I went to an Ivy and T10, same with dh, and couldn’t disagree more. It’s people who didn’t go to these schools who overrate them, particularly first generation immigrants.
Anonymous wrote:Of course it does.
Anonymous wrote:Anonymous wrote:My kids don’t even look at the U.S. News rankings. They use sites line Naviance, collegevine, and unigo.
Employers and grad schools have set views of colleges that don’t change from year to year as U.S. News does yet another reshuffling. The one factor I’ve seen that changes recruiting patterns is where company leadership is sending their kids. That’s why I find it humorous when people criticize some private college as being a rich kid school, that is actually a positive attribute.
Goody for your kids. Anyone in Higher Ed can tell you USNWR had a huge market effect
Anonymous wrote:US News is very important. I see it in my job searches (top 60 school) and my kids (top 15).
Especially if non-Ivy, Stanford, or Duke, Chicago.
Ivy really gives you a leg up whether that Ivy is 11 or 13. Ivy is Ivy.
People who claim not to care are those (1) who didn't go to one, (2) whose kids can't get in, (3) don't want to pay for private colleges (or can't afford to).
Ivy is Ivy. The world is an arms race.
Anonymous wrote:My kids don’t even look at the U.S. News rankings. They use sites line Naviance, collegevine, and unigo.

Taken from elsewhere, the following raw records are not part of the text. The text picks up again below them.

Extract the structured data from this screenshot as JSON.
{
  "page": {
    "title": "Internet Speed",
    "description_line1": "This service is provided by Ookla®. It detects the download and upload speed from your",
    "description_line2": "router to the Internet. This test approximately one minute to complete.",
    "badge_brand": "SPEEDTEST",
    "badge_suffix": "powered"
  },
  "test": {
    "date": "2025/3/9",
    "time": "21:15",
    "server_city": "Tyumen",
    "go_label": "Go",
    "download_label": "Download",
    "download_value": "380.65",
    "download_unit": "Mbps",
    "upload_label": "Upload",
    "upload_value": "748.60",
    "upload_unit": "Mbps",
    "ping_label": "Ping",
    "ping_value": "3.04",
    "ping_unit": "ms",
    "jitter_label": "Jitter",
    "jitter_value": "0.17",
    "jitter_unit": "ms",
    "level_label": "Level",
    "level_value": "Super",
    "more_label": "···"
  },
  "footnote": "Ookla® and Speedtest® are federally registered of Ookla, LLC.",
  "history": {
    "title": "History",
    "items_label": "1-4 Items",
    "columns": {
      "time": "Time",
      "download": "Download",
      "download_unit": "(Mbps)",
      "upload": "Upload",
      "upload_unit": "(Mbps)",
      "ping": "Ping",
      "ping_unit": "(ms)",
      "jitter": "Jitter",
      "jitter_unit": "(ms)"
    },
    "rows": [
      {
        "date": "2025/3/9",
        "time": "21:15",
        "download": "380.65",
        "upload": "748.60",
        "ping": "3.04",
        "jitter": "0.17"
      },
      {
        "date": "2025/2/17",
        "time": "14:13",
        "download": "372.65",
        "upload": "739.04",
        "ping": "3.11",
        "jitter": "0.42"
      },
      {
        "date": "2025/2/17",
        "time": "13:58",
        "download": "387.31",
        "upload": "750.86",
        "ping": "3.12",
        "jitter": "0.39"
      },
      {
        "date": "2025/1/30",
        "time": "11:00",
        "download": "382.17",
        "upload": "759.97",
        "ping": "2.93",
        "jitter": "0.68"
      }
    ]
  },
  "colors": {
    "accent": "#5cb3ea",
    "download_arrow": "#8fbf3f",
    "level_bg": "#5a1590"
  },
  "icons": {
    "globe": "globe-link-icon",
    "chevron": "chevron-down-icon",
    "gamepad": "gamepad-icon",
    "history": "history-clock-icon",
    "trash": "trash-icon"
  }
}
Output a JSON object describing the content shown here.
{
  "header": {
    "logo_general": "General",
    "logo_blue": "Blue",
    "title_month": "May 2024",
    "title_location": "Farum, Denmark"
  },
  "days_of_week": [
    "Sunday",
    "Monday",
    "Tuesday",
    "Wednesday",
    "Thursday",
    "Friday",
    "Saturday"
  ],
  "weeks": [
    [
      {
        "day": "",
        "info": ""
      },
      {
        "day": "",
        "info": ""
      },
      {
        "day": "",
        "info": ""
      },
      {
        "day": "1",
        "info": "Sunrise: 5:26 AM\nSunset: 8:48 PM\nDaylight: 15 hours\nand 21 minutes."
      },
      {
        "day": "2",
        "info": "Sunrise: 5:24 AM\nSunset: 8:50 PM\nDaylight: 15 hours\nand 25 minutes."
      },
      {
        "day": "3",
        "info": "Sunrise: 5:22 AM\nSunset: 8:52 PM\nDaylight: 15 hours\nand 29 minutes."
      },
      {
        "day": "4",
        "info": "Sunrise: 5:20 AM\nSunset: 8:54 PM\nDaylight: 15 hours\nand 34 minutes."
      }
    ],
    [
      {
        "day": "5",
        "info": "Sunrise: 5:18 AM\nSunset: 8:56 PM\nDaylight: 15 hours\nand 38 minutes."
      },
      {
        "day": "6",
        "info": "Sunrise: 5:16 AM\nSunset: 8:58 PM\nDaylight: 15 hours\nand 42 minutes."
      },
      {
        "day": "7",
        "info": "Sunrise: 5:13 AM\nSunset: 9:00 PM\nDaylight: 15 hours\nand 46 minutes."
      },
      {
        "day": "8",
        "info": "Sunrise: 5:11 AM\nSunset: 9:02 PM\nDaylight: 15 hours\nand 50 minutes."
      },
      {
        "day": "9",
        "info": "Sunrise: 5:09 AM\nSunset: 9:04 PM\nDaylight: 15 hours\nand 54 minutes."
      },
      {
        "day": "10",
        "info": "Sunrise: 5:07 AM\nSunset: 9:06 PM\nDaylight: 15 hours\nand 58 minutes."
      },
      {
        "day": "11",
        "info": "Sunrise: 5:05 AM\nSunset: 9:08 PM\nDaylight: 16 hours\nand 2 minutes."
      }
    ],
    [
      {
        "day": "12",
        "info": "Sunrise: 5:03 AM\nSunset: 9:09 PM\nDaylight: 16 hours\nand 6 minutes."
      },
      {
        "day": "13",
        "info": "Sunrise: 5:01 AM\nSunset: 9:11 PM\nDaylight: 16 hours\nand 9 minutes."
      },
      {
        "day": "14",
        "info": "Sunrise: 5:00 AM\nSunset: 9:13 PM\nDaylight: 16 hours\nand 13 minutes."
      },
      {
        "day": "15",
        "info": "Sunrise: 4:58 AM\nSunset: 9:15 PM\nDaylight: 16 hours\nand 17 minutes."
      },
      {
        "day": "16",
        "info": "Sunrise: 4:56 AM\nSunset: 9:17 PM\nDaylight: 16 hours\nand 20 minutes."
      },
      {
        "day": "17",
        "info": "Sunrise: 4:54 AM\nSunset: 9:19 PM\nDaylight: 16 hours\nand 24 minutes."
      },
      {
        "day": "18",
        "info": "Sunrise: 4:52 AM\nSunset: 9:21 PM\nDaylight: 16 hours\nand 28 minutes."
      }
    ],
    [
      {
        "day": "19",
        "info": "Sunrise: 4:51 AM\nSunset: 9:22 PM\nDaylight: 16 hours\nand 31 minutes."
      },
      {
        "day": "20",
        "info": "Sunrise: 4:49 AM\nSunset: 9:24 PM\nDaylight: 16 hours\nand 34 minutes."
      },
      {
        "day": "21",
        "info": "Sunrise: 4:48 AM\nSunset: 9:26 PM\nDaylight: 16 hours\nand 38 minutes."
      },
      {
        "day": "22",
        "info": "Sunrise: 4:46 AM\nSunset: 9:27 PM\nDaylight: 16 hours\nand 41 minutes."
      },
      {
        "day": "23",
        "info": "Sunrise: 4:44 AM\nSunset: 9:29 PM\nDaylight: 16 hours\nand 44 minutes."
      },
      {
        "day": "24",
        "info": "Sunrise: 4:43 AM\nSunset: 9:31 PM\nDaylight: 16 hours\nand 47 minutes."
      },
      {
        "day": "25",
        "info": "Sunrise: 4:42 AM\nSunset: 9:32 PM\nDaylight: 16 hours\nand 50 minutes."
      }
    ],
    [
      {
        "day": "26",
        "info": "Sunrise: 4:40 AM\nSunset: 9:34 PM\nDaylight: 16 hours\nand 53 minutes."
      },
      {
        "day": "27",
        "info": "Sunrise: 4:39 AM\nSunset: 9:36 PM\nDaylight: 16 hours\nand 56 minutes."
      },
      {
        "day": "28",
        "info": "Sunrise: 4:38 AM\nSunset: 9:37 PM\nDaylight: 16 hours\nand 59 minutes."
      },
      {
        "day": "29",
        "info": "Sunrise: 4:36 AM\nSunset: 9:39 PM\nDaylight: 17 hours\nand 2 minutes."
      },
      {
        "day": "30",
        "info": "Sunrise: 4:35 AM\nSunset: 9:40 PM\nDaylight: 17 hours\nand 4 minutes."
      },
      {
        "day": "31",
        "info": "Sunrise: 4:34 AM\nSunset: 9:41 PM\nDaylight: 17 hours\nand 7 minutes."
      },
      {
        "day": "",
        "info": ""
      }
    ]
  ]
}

Employers and grad schools have set views of colleges that don’t change from year to year as U.S. News does yet another reshuffling. The one factor I’ve seen that changes recruiting patterns is where company leadership is sending their kids. That’s why I find it humorous when people criticize some private college as being a rich kid school, that is actually a positive attribute.